Mousavi stressed that no migrant camps have been operating on the border in recent months because of the coronavirus pandemic, rejecting claims such as transferring Afghan nationals to a camp or putting them to forced labor as outright “lies.”

Such “baseless” accusations have been leveled against Iranian forces by certain third parties that seize every single opportunity to harm the Islamic Republic and sabotage good relations between the two neighbors, he said.

“Certainly, Afghanistan’s officials and people pay close attention to the fact that the Islamic Republic’s government and police, in particular, have been hosting more than three million Afghans in Iran and have provided their guests with the best facilities and services without any discrimination over the past 40 years. Jobs besides free education and healthcare, among other services widely available to the Afghan guests, are indicative of good hospitality,” he pointed out.

Mousavi noted that Iran had to deal with problems such as smugglers, drug dealers and terrorist elements mixing with illegal Afghan migrants crossing the border into the country.

He also highlighted the presence of armed groups — including Daesh terrorists and local Taliban militants — along the Afghan border with Iran due to the evacuation of Afghan army checkpoints, urging the Kabul government to enhance control of its frontiers.

Under an Iran-Afghan deal signed in June 1956, whenever a border incident happens, border guards can visit the site and launch a joint probe, he explained, noting the Afghan border authority had not submitted a request concerning the recent incident.

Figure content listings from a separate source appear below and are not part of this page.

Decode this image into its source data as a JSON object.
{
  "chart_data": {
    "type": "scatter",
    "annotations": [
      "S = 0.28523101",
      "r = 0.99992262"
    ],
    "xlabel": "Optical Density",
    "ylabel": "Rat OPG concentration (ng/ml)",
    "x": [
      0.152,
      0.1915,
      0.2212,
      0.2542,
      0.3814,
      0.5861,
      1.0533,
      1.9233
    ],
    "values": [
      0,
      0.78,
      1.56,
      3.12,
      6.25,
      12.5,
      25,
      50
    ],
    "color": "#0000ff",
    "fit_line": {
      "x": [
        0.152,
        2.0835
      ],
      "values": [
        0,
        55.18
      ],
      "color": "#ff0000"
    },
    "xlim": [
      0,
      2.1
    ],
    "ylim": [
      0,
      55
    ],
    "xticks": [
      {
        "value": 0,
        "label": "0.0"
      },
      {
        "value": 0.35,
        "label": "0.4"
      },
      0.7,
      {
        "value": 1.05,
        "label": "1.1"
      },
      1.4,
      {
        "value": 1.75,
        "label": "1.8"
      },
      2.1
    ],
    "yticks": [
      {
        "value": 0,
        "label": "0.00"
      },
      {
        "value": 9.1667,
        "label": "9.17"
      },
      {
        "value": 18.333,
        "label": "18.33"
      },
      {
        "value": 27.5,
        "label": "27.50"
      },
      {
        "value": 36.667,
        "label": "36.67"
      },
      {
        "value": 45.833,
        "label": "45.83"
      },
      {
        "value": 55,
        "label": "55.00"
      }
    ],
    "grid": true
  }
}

On the contrary, he added, Iranian border guards have, in two official letters, called for a joint meeting with Afghan border guards “based on goodwill,” but received no response so far.

On Sunday, Iran’s Foreign Minister Mohammad Javad Zarif and his Afghan counterpart, Mohammad Hanif Atmar, discussed the subject during a telephone conversation.

Tehran spends eight billion dollars on Afghan migrants every year in various sectors.

The UN refugee agency has, on numerous occasions, praised Iran for hosting Afghan refugees.